"Without the U.S., Canada is essentially Honduras, but, you know, colder and much less interesting."
-Tucker Carlson, Crossfire, making Carolyn Parrish hate American conservatives even more
"[Canadians] better hope the United States does not roll over one night and crush them. They are lucky we allow them to exist on the same continent."
-Ann Coulter, Hannity and Colmes (yeah, again)
"Canada is a left-wing, socialist basketcase. What kind of friends are they?"
-Sean Hannity, somewhere
Dear Purveyors of Anti-Canadian Remarks:
After reading what you have said about my great country, I am left with a very simple response for you: We don't really care.
Well, it's true. Canadians don't need your approval, or the approval of any American, to feel that our lives have been fulfilled. In fact, the more you insult us, the more our morale goes up. Sorry to disappoint you. No, I'm not.
We'll start with you, Mr. Carlson. I still haven't forgotten that rather brief period when you seemed to have made it your personal mission to belittle Canada until we let our attack beavers loose on you. And by the way, we don't have attack beavers, except in beer commercials. We don't have dog-sleds, either. At least not the ones who don't actually need them.

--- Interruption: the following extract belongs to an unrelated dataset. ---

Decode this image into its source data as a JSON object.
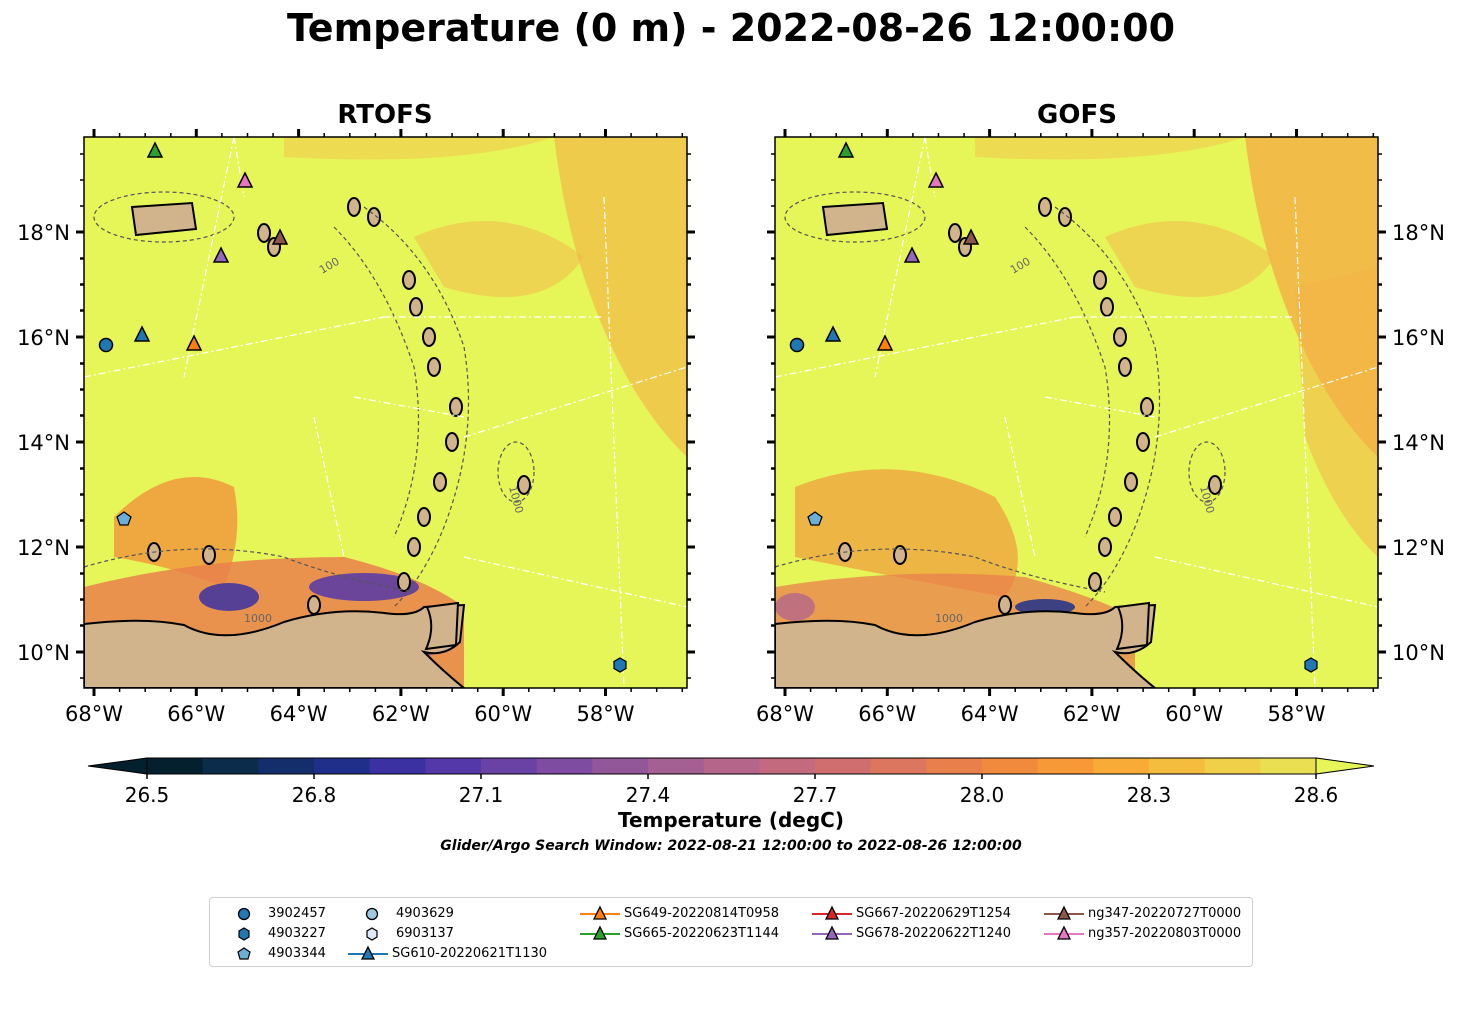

Now, you said that Canada would be vulnerable to a Norwegian invasion without the U.S. army right there to protect us. But whose police force thwarted a plot to blow up the CN Tower and behead the prime minister? Canada's police force, of course. And they did it alone, proving that we don't need the U.S. army to baby-sit us. Considering that we are generally loved internationally for being so nice, I think the chances of a Norwegian invasion are zero.
You said that Canada is colder and less interesting than Honduras. Well, of course we're colder -- we're farther north. So are you, in case you hadn't noticed. But obviously you've never visited Canada in the summer. I suggest you do, and wear a parka to the airport while you're at it. Then, after a group of sweaty, shirtless, shorts-clad Canadian teenagers beat the living crap out of you for dressing like a nerd, come visit me and try to say, "I told you so."
As for the less interesting part, well, this is pretty self-explanatory. Maybe Canada has never been uppermost in the minds of Americans, but at least they know we exist. If there are any Americans who know that Honduras isn't a kind of minivan, chances are you'll find most of them here at the Daily Kos.
And you wanna know why we don't have very much need for an army of our own? Because we've come to the conclusion that war is not good. Yes, our army is in Afghanistan, but that was because we thought we'd be friendly and help you out a little. Because we acknowledged that Afghanistan was at fault for 9/11. The reason we didn't go to Iraq was because we were skeptical about the threat from there, and rightfully so. I don't need to explain why.
Now on to you, Miss Coulter. (It is Miss, right? I'm still trying to figure that out.) During what was probably your 25th appearance on Hannity and Colmes -- have they given you a coupon for a free dessert yet? -- you stated that you "could have taken [us] over so easily." Did you actually pay attention in your history lectures? You tried taking us over once. In 1812. And how much of our land did you get? (counts on fingers) Oh, yeah -- NONE!
And how, Miss Coulter, did you explain your hatred of Canada?
"Because they speak French."
Mais il y a seulement une province qui parle principalement le français, et la plupart d'entre nous ne les aime pas. Juste parce que nos étiquettes sont écrites en anglais et en français, il ne nous signifie pas tout les parle les deux. Alors, essayez de perdre les stéréotypes -- chienne.
Anyone who figures out what I just said will win a free donut and can of beer.
By the way, we didn't send troops to Vietnam. I just thought I'd let you know in case the rest of the world hadn't already convinced you that it's true.
Now for you, Mr. Hannity. Um, what was it that you called us? Let's review that quote.
"Canada is a left-wing, socialist basketcase. What kind of friends are they?"
Why, we're your left-wing, socialist basketcase friends, of course! And it's only our health care and educational systems that are socialized, actually -- it's not like we're Communists or anything. But considering how much trading we do with you guys, I'd say that it's best to be nice to us. Otherwise your only source of softwood lumber will be your pants. (ZING!)
I know that by writing this letter, I'm making it seem like Canadians do care what you think of us. But it's not your opinions that matter to me -- it's your lack of supporting evidence. Next time you decide to go after us, remember to find a good reason why. Also, remember that we don't care what you say about us unless you actually come here -- in which case, we'll trot out our attack beavers. No, we won't. We'll just spit on you.
Sincerely (well, not really),
RioMadeira
P.S. Hannity, please give my kudos to Colmes for standing up for us on that "roll over one night and crush them" episode. His invitation to a Leafs game still stands.